Комлев не помнил, как очутился на улице. Был теплый июньский вечер. Неподалеку под матовым светом пляжных фонариков мерцала река. Кто-то бултыхался прямо у берега. Но ему было не до всего этого.
Выйдя из автобуса, Афанасий увидел машину-будку перед входом в вытрезвитель и подумал: доставили пьяных, и дежурный осуществляет сейчас прием. В коридоре никого не встретил. В дежурке Кореньков и Крячко пили отдающий пряным ароматом чай.

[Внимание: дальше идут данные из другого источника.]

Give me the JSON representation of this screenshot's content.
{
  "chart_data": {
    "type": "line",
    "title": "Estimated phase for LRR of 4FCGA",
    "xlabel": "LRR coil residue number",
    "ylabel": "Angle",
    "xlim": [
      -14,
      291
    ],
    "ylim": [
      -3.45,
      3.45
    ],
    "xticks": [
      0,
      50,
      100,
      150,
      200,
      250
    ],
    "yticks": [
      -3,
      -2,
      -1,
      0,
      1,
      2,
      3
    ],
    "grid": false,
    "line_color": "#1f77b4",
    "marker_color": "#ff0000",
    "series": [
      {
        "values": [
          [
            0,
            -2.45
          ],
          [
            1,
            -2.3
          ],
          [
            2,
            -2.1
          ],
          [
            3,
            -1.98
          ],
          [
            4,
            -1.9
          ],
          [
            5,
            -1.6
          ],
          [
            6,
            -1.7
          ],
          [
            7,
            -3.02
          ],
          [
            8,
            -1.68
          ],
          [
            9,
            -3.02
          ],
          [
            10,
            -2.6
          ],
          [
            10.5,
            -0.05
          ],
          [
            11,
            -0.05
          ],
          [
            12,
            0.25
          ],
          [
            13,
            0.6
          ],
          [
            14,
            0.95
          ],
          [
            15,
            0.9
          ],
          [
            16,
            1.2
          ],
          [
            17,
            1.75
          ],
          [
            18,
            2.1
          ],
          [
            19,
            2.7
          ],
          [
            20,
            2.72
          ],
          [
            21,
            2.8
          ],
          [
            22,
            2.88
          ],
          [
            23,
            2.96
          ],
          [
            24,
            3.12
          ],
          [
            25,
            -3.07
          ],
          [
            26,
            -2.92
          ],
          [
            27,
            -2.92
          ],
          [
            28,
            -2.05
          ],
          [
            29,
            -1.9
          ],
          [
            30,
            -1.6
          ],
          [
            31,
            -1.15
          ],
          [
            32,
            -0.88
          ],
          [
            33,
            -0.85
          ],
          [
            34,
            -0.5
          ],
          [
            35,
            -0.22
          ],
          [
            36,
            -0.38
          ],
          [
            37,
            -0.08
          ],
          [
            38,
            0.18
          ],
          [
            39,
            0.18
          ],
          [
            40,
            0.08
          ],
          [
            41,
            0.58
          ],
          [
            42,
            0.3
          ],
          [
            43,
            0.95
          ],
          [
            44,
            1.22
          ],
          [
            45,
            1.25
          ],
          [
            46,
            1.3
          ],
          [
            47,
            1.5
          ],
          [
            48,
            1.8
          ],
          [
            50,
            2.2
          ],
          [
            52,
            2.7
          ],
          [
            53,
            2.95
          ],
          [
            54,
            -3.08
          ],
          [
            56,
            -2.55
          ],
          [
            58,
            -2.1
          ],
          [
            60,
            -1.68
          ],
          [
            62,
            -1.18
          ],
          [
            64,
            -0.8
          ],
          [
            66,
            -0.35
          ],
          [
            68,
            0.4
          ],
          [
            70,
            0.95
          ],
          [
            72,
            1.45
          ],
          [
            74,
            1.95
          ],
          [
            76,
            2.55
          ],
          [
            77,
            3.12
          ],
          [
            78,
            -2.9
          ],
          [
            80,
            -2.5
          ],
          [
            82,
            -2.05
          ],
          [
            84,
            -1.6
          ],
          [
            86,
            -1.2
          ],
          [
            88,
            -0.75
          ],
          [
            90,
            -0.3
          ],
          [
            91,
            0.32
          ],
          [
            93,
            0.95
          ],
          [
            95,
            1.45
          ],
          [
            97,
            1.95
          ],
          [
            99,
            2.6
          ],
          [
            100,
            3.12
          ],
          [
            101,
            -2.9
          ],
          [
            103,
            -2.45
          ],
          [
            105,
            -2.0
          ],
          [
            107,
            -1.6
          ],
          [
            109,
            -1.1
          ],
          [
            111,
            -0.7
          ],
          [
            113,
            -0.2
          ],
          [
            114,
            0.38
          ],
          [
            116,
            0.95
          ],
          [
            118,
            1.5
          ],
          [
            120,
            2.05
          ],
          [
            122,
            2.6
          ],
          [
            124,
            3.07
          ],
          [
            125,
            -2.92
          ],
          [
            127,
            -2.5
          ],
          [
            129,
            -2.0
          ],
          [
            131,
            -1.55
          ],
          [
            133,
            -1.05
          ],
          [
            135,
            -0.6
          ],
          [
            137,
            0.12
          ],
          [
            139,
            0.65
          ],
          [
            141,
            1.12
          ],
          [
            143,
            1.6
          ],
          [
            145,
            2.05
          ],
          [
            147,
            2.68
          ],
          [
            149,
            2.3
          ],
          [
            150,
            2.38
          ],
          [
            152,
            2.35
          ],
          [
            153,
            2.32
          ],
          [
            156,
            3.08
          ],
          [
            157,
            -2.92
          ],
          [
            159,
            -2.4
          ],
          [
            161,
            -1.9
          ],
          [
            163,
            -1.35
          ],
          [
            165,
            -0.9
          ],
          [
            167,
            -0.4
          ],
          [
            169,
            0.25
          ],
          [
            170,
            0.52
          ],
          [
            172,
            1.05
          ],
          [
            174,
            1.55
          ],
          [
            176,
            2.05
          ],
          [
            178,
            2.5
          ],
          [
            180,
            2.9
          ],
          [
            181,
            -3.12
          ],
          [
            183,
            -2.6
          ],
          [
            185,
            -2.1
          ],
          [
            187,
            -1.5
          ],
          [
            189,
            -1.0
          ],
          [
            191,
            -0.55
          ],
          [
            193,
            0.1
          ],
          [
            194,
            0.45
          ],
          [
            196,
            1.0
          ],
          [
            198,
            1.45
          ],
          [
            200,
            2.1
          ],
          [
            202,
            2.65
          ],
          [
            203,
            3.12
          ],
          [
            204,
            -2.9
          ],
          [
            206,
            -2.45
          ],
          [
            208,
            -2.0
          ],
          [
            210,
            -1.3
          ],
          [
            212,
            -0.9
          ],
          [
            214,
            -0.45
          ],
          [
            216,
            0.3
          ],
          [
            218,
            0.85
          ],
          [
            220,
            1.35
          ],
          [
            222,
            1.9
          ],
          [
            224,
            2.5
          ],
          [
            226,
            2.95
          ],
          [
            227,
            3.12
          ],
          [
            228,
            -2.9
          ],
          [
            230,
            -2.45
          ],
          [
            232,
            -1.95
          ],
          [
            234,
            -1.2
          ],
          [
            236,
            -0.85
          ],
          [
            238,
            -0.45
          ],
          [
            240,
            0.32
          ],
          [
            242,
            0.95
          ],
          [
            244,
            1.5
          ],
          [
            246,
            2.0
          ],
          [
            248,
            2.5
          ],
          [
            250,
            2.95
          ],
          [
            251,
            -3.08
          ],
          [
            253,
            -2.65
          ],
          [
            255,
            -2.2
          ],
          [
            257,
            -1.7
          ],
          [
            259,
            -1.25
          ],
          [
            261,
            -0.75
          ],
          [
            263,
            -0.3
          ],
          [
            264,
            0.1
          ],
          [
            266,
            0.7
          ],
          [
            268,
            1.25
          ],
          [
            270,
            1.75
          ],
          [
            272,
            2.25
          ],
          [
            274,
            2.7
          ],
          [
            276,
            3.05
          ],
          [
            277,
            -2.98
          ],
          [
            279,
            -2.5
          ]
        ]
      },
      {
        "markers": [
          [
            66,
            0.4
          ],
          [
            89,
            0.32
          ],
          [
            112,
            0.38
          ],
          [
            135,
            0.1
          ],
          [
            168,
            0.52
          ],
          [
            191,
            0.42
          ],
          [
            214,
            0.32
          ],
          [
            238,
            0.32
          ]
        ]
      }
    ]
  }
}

— Ну, как там? — спросил Коренысов Комлева. — С песочком? У нас начальство — у-ух!..
Комлев промолчал.
— Будете меня обнюхивать, али как? — Кореньков изо всех сил выдохнул в сторону Афанасия.
— Где наряд? — с нескрываемой злобой спросил тот.
— Как?! Они сказали, что вы их отпустили, — произнес Кореньков.
— Кто сказал?!
— Кисунев, — ответил Крячко. — Уже и машина на приколе…
— Да, Афанасий Герасимович! Они весь вечер патрулировали и весь бензин пожгли. Что им оставалось делать, — протянул фельдшер. — Чайку вам налить? Цейлонский. Без градусов.
— И скольких доставили? — допытывался Комлев, как бы не слыша фельдшера.
— Двух слетка выпимши, — ответил Крячко.
— Я к своим обязанностям отношусь серьезно. И завысить заключение о степени опьянения никак не могу. Хоть режьте, — паясничал Кореньков.